Skiff: the Decentralized, Encrypted, and Super Secure Word Processor

When you think about it, word processors haven’t changed much in decades. Each one emulates recording words on paper. The only significant change in recent years is when Google introduced Google Documents, a product that stores its text online in the cloud instead of in your own computer. While significant, that is still a not a major change.

Anyone who can gain access to your computer or to your online account can still read your documents, including accessing private information that you don’t want to share. Until now…

Skiff changes all that.

Skiff has launched a new, decentralized architecture – realizing the company’s vision to build the application layer for Web3 – private, decentralized, and end-to-end encrypted.

Decentralization and privacy go hand-in-hand. While privacy demands that users know exactly how and when their personal data is shared, decentralization keeps users’ information outside of anti-private, centralized databases. End-to-end encryption and decentralization together truly deliver complete control over personal data to Skiff users. Technically and organizationally, decentralization helps us deliver on core promise to users.

According to the programmers who created Skiff:

Decentralization

Your identity is your keypair: Skiff’s products keep your personal information private to you. Our whitepaper details this approach to provisioning users with keypairs (for encryption and attestation). Like a password manager or a crypto wallet, this technical design represents the foundation of decentralized collaboration.

Decentralized real-time collaboration via CRDTs: As detailed in our pre-launch blog post on decentralized collaboration from March 2021, decentralization allows us to realize numerous technical and user-friendly advantages. In particular, CRDTs enable us to, in real time, synchronize data structures across multiple Skiff users around the world. Users communicate end-to-end encrypted document changes to each other and arrive at fully synchronized, independent copies of working documents.

Decentralized storage via IPFS: We are incredibly excited to announce our collaboration with Protocol Labs and IPFS to build fully decentralized storage into Skiff. In IPFS, Filecoin, and libp2p (for direct peer-to-peer communication), Protocol Labs is building foundational infrastructure to enable decentralized, privacy-first applications like Skiff.

Now, Skiff users can store files, static content, and more via the Interplanetary Filesystem (IPFS). Inside the settings page, users can enable or disable IPFS storage:

In short:

Skiff breaks every document into dozes or hundreds of smaller pieces and each piece is stored in a different web server in the cloud. Even if someone who access a small piece, there will be so little information displayed that it becomes useless to the hacker.

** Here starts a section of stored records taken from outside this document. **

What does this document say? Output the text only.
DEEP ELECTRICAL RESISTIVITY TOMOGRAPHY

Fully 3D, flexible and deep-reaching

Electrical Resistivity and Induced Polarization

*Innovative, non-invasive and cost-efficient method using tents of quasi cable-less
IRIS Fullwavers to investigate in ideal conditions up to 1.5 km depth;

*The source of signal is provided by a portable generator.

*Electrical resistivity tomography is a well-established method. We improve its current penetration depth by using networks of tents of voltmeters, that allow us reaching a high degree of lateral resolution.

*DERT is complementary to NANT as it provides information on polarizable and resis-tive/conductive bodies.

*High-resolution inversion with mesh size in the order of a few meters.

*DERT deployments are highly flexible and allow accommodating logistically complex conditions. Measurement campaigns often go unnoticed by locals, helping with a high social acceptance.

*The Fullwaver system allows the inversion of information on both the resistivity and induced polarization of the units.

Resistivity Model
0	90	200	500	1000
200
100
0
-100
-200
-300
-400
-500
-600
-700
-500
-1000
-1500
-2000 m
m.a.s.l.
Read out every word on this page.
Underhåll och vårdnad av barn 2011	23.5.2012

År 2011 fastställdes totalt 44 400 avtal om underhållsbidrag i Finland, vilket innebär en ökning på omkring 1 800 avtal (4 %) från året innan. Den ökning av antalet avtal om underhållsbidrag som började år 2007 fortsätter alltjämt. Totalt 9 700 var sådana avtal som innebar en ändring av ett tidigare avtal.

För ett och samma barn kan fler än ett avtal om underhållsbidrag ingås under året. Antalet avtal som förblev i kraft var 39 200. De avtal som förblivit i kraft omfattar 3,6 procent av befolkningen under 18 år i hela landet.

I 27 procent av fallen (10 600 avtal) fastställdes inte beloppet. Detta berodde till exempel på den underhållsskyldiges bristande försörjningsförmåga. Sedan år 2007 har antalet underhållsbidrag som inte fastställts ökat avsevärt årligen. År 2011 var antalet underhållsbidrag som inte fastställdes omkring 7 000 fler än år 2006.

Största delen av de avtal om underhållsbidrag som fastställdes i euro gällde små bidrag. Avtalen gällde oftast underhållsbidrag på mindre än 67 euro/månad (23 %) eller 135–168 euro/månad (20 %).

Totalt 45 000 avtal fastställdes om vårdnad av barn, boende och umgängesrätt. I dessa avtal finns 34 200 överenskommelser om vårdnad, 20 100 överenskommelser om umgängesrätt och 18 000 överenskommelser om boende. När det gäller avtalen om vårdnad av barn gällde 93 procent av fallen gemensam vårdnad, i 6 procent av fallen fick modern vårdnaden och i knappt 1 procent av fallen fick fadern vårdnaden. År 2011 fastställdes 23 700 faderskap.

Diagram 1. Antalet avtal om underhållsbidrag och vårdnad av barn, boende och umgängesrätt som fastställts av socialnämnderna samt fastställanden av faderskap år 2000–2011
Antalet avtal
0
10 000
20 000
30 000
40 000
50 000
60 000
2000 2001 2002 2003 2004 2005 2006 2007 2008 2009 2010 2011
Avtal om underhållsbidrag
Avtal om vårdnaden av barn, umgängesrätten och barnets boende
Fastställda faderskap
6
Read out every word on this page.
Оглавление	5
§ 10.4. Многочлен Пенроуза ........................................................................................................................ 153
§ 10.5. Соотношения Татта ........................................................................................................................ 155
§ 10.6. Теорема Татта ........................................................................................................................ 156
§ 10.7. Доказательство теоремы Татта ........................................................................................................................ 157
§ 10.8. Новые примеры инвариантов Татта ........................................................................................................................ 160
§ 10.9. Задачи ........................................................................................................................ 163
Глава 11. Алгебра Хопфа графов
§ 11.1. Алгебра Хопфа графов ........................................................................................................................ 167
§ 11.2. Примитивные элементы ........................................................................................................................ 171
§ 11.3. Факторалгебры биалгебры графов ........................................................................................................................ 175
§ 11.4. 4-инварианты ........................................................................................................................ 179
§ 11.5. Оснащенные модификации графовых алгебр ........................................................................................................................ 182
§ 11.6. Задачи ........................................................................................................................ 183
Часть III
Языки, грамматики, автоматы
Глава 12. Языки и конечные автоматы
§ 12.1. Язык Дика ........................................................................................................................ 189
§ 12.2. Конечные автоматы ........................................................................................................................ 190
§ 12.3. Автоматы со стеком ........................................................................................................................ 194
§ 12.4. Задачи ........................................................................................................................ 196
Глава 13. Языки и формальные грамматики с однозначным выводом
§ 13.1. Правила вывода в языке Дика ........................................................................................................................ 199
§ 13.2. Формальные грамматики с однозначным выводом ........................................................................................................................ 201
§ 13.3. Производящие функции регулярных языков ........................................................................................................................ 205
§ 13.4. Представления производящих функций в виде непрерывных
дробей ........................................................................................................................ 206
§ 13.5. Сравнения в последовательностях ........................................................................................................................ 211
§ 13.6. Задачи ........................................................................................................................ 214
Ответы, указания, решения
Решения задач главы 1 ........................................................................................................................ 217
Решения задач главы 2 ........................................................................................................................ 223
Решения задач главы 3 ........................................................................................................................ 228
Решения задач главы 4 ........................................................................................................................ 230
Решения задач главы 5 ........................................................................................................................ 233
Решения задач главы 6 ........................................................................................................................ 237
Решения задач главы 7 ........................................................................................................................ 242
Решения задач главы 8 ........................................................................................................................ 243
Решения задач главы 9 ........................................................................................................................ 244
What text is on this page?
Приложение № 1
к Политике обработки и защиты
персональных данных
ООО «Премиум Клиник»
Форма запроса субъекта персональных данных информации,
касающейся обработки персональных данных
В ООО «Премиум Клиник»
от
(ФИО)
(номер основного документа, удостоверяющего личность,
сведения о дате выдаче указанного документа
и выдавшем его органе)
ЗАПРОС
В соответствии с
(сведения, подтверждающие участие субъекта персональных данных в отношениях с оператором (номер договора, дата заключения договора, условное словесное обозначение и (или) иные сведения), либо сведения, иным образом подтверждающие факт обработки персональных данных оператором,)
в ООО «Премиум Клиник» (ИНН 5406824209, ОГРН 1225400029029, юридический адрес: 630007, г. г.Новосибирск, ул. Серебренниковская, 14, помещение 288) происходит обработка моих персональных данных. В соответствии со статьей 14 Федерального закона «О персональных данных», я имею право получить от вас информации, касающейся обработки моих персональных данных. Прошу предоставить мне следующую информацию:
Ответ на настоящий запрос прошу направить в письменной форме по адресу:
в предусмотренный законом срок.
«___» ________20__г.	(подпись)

Even before being broken into hundreds of small “snippets” of information, each piece is encrypted in its own unique encryption code. Even different snippets within one document are encrypted in different methods.

When the document’s creator wishes to retrieve the document, everything happens in a manner that emulates an old-fashioned word processor: each snippet is located, retrieved, and combined tito a single document within seconds in a manner that is invisible to the document’s creator.